June 11, 2015
Police Commissioner Charles Ramsey said law enforcement needed to be respectful of citizens’ rights and that the current dialogue around policing methods could lead to positive change during a speech Thursday before a packed Temple University auditorium.
“It is important for us to know the history and understand police have not always stood on the right side of justice as we define justice today,” Ramsey said during his 20-minute TEDx talk. “There is a lot of baggage.”
“Here is the problem. We didn’t think about the collateral damage we have caused in many of the communities by aggressive policing tactics.” – Charles Ramsey, Philadelphia police commissioner
Ramsey was one of 14 speakers to speak at the annual event. TEDx conferences are local versions of TED talks, which bring in a diverse group of people to present innovative ideas. The theme of Thursday’s session was the complex meaning behind the last four words in the pledge of allegiance: “and justice for all.”
Ramsey said that when crime skyrocketed in the late 1980s and early 1990s, there were several new methods developed to push the rate of violence back down. He said now that crime has decreased to its lowest level in decades, new philosophies have to be deployed.
“Here is the problem,” Ramsey said. “We didn’t think about the collateral damage we have caused in many of the communities by aggressive policing tactics."
People “don’t measure success solely by the absence of crime but by the presence of justice,” he said. “We missed that.”
Ramsey is working on a new training program for new police recruits with the National Constitution Center to show law enforcement’s complicated role in a democratic society.
Using this project as a theme, he mentioned moments in history where police were later shown to be on the wrong side of justice. He told of visiting the United States Holocaust Memorial Museum in the District of Columbia, where he was troubled to see pictures of police standing alongside Nazis.
He said it was important that police officers think of their job as upholding the Constitution and not just the law.
“It’s about protecting people’s rights,” Ramsey said.
“It is important for us to know the history and understand police have not always stood on the right side of justice as we define justice today,” Philadelphia Police Commissioner Charles Ramsey said during his TEDx talk Thursday at Temple University. “There is a lot of baggage.” (Matt Rourke / AP)
Ramsey co-chaired President Obama’s Task Force on 21st Century Policing, which was established in the aftermath of protests in reaction to the police-involved killings of Michael Brown in Ferguson, Missouri and Eric Garner in New York City. The task force studied ways to improve relationships between the police and community.
“We aren’t at war with anybody,” Ramsey reiterated.
TEDx talks offer a mix of people with diverse expertise and Thursday’s session was no different - Ramsey followed an artist who spent 70 months locked up in a federal prison because of a non-violent drug offense. Ramsey’s tagline was “law enforcement innovator.”
His speech was sporadically interrupted by applause.

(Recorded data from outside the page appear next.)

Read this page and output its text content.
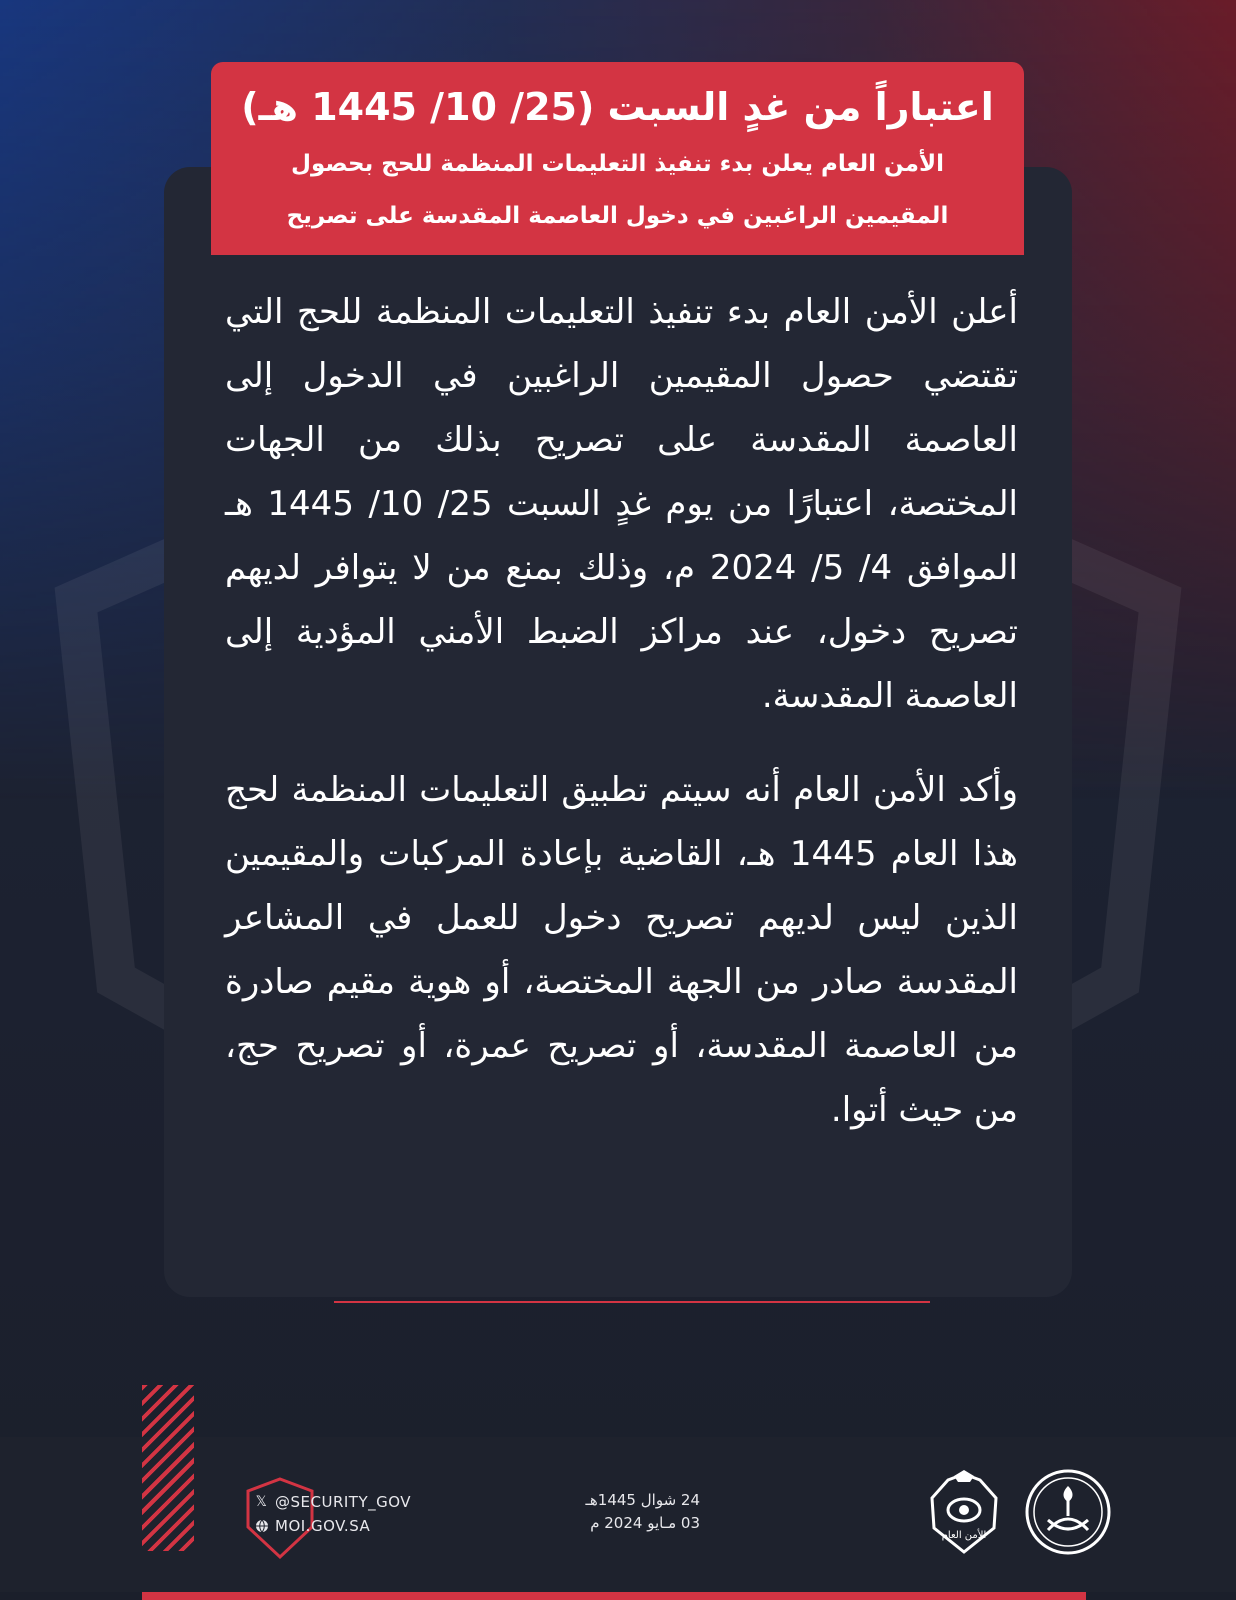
اعتباراً من غدٍ السبت (25/ 10/ 1445 هـ)
الأمن العام يعلن بدء تنفيذ التعليمات المنظمة للحج بحصول
المقيمين الراغبين في دخول العاصمة المقدسة على تصريح

أعلن الأمن العام بدء تنفيذ التعليمات المنظمة للحج التي تقتضي حصول المقيمين الراغبين في الدخول إلى العاصمة المقدسة على تصريح بذلك من الجهات المختصة، اعتبارًا من يوم غدٍ السبت 25/ 10/ 1445 هـ الموافق 4/ 5/ 2024 م، وذلك بمنع من لا يتوافر لديهم تصريح دخول، عند مراكز الضبط الأمني المؤدية إلى العاصمة المقدسة.

وأكد الأمن العام أنه سيتم تطبيق التعليمات المنظمة لحج هذا العام 1445 هـ، القاضية بإعادة المركبات والمقيمين الذين ليس لديهم تصريح دخول للعمل في المشاعر المقدسة صادر من الجهة المختصة، أو هوية مقيم صادرة من العاصمة المقدسة، أو تصريح عمرة، أو تصريح حج، من حيث أتوا.

𝕏 @SECURITY_GOV
MOI.GOV.SA
24 شوال 1445هـ
03 مـايو 2024 م
الأمن العام
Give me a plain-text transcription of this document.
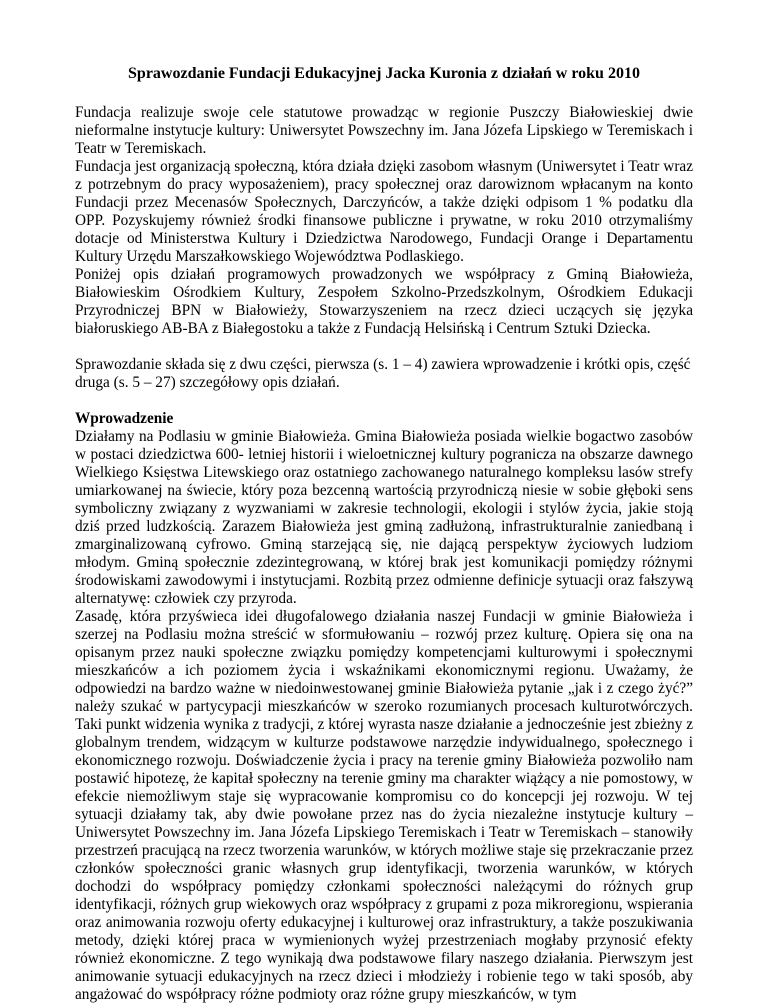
Sprawozdanie Fundacji Edukacyjnej Jacka Kuronia z działań w roku 2010

Fundacja realizuje swoje cele statutowe prowadząc w regionie Puszczy Białowieskiej dwie nieformalne instytucje kultury: Uniwersytet Powszechny im. Jana Józefa Lipskiego w Teremiskach i Teatr w Teremiskach.

Fundacja jest organizacją społeczną, która działa dzięki zasobom własnym (Uniwersytet i Teatr wraz z potrzebnym do pracy wyposażeniem), pracy społecznej oraz darowiznom wpłacanym na konto Fundacji przez Mecenasów Społecznych, Darczyńców, a także dzięki odpisom 1 % podatku dla OPP. Pozyskujemy również środki finansowe publiczne i prywatne, w roku 2010 otrzymaliśmy dotacje od Ministerstwa Kultury i Dziedzictwa Narodowego, Fundacji Orange i Departamentu Kultury Urzędu Marszałkowskiego Województwa Podlaskiego.

Poniżej opis działań programowych prowadzonych we współpracy z Gminą Białowieża, Białowieskim Ośrodkiem Kultury, Zespołem Szkolno-Przedszkolnym, Ośrodkiem Edukacji Przyrodniczej BPN w Białowieży, Stowarzyszeniem na rzecz dzieci uczących się języka białoruskiego AB-BA z Białegostoku a także z Fundacją Helsińską i Centrum Sztuki Dziecka.

Sprawozdanie składa się z dwu części, pierwsza (s. 1 – 4) zawiera wprowadzenie i krótki opis, część druga (s. 5 – 27) szczegółowy opis działań.

Wprowadzenie

Działamy na Podlasiu w gminie Białowieża. Gmina Białowieża posiada wielkie bogactwo zasobów w postaci dziedzictwa 600- letniej historii i wieloetnicznej kultury pogranicza na obszarze dawnego Wielkiego Księstwa Litewskiego oraz ostatniego zachowanego naturalnego kompleksu lasów strefy umiarkowanej na świecie, który poza bezcenną wartością przyrodniczą niesie w sobie głęboki sens symboliczny związany z wyzwaniami w zakresie technologii, ekologii i stylów życia, jakie stoją dziś przed ludzkością. Zarazem Białowieża jest gminą zadłużoną, infrastrukturalnie zaniedbaną i zmarginalizowaną cyfrowo. Gminą starzejącą się, nie dającą perspektyw życiowych ludziom młodym. Gminą społecznie zdezintegrowaną, w której brak jest komunikacji pomiędzy różnymi środowiskami zawodowymi i instytucjami. Rozbitą przez odmienne definicje sytuacji oraz fałszywą alternatywę: człowiek czy przyroda.

Zasadę, która przyświeca idei długofalowego działania naszej Fundacji w gminie Białowieża i szerzej na Podlasiu można streścić w sformułowaniu – rozwój przez kulturę. Opiera się ona na opisanym przez nauki społeczne związku pomiędzy kompetencjami kulturowymi i społecznymi mieszkańców a ich poziomem życia i wskaźnikami ekonomicznymi regionu. Uważamy, że odpowiedzi na bardzo ważne w niedoinwestowanej gminie Białowieża pytanie „jak i z czego żyć?” należy szukać w partycypacji mieszkańców w szeroko rozumianych procesach kulturotwórczych. Taki punkt widzenia wynika z tradycji, z której wyrasta nasze działanie a jednocześnie jest zbieżny z globalnym trendem, widzącym w kulturze podstawowe narzędzie indywidualnego, społecznego i ekonomicznego rozwoju. Doświadczenie życia i pracy na terenie gminy Białowieża pozwoliło nam postawić hipotezę, że kapitał społeczny na terenie gminy ma charakter wiążący a nie pomostowy, w efekcie niemożliwym staje się wypracowanie kompromisu co do koncepcji jej rozwoju. W tej sytuacji działamy tak, aby dwie powołane przez nas do życia niezależne instytucje kultury – Uniwersytet Powszechny im. Jana Józefa Lipskiego Teremiskach i Teatr w Teremiskach – stanowiły przestrzeń pracującą na rzecz tworzenia warunków, w których możliwe staje się przekraczanie przez członków społeczności granic własnych grup identyfikacji, tworzenia warunków, w których dochodzi do współpracy pomiędzy członkami społeczności należącymi do różnych grup identyfikacji, różnych grup wiekowych oraz współpracy z grupami z poza mikroregionu, wspierania oraz animowania rozwoju oferty edukacyjnej i kulturowej oraz infrastruktury, a także poszukiwania metody, dzięki której praca w wymienionych wyżej przestrzeniach mogłaby przynosić efekty również ekonomiczne. Z tego wynikają dwa podstawowe filary naszego działania. Pierwszym jest animowanie sytuacji edukacyjnych na rzecz dzieci i młodzieży i robienie tego w taki sposób, aby angażować do współpracy różne podmioty oraz różne grupy mieszkańców, w tym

He said while many officers do a great job, others do not act properly.
“Every video that is shown doesn't necessarily show misconduct but there are some that do,” Ramsey said in an interview with press after his speech. “And some of the actions that I’ve seen quite frankly are appalling.”
“The bottom line is we need to be held accountable we have to be held accountable because we are police officers," he said. "We are here to uphold the law not break the law, not abuse any authority or anyone’s rights.”